In Stevens, the court considered the obligations of the condominium to insure, and held:
 It is common ground between the parties that as a matter of commercial reality, “insurance…against major perils to the replacement cost” required by s.27(1) is invariably subject to a deductible. We can see no reason to ignore commercial reality and read s.27(1) as imposing upon the Corporation a duty to obtain insurance without any deductible or to impose liability upon the Corporation for any deductible portion of the policy. The Condominium Declaration bylaws and rules define the respective obligations of the owners and the Corporation with respect to liability for damages and expressly provide that insurance obtained by the corporation may be subject to a deductible. In our view, the issue of liability for the deductible falls to be determined in accordance with the provisions of the Declaration, bylaws, and rules of the Condominium Corporation, defining the rights and obligations of the owners and the Corporation and by analogy to the prevailing practice in the insurance industry which is to shift the deductible portion of the loss to the party causing the loss as a means of disciplining insurance claims.

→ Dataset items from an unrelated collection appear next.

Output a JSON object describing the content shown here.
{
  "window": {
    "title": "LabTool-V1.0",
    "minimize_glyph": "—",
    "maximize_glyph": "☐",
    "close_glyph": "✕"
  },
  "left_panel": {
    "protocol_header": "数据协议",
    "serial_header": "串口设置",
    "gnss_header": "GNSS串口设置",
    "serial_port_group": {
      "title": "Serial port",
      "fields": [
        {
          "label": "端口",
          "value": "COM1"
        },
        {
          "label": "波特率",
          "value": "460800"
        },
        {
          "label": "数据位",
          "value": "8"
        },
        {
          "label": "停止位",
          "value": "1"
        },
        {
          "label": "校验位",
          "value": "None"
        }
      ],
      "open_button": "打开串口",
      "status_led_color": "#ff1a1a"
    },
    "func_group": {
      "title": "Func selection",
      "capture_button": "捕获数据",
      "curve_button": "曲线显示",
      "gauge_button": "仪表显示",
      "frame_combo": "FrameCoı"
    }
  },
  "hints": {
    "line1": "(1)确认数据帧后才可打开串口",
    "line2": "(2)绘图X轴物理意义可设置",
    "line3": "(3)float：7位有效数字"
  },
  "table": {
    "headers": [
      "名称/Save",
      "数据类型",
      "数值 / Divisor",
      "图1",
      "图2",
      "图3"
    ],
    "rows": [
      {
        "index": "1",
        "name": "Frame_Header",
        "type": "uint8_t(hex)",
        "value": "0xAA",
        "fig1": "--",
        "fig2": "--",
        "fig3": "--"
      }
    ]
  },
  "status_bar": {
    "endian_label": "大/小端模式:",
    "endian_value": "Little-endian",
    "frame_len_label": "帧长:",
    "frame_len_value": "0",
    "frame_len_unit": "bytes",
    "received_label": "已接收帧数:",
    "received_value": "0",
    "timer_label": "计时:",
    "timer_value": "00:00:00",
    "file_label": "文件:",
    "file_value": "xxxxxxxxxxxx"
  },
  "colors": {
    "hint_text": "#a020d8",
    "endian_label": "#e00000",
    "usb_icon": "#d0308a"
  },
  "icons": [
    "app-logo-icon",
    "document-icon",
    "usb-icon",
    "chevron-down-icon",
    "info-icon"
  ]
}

If what would otherwise be an insured loss falls below the deductible, it is unlikely that the strata corporation would be responsible for the cost of repairs to a strata lot.
First, the sections of the Act and standard bylaws which address the obligation to maintain and repair original fixtures in strata lots, places that responsibility on unit owners (again, unless modified by bylaw).
Secondly, it is unlikely that the Act creates a duty akin to a covenant to insure between the unit owners and the strata corporation such that the strata corporation would be responsible for losses below its deductible. The cases involving true covenants to insure focus on the content of the duty to insure created by an agreement that one party will bear the risk of certain damage occurring to specified property.
In the case of the Act the obligation to insure is not by agreement but is mandated by statute, one that contemplates a deductible. In the circumstance, one cannot read in duties akin to a covenant to insure into the Act.
Thirdly, it is a stretch to characterize losses below the deductible as a self-insured retention. The Act contemplates that the strata corporation’s insurance will be subject to a deductible, and not a self-insured retention. Further the cases discussed above, The Owners of Strata Corporation VR2673 and Strata Plan Kas 10199, are inconsistent with the losses below a deductible being characterized as a self-insured retention.
Fourthly, the Ontario cases Miluzzi and Stevens dealt with the question of whether a unit owner could claim costs below a deductible from the strata corporation or whether a strata corporation could claim back a deductible from a unit owner. In Miluzzi, the court accepted that commercial realities meant it was reasonable for a condominium to have a deductible on its insurance.
It is our opinion that without a specific case on point or a modification to the wording of the Act there is insufficient support to read into the Act that a loss under the strata corporation’s insurance deductible is a common expense, notwithstanding the wording of section 158. Rather it is better characterized as an uninsured loss. The unit owners pursuant to the standard bylaws under the Act are responsible for such losses to their respective strata lots.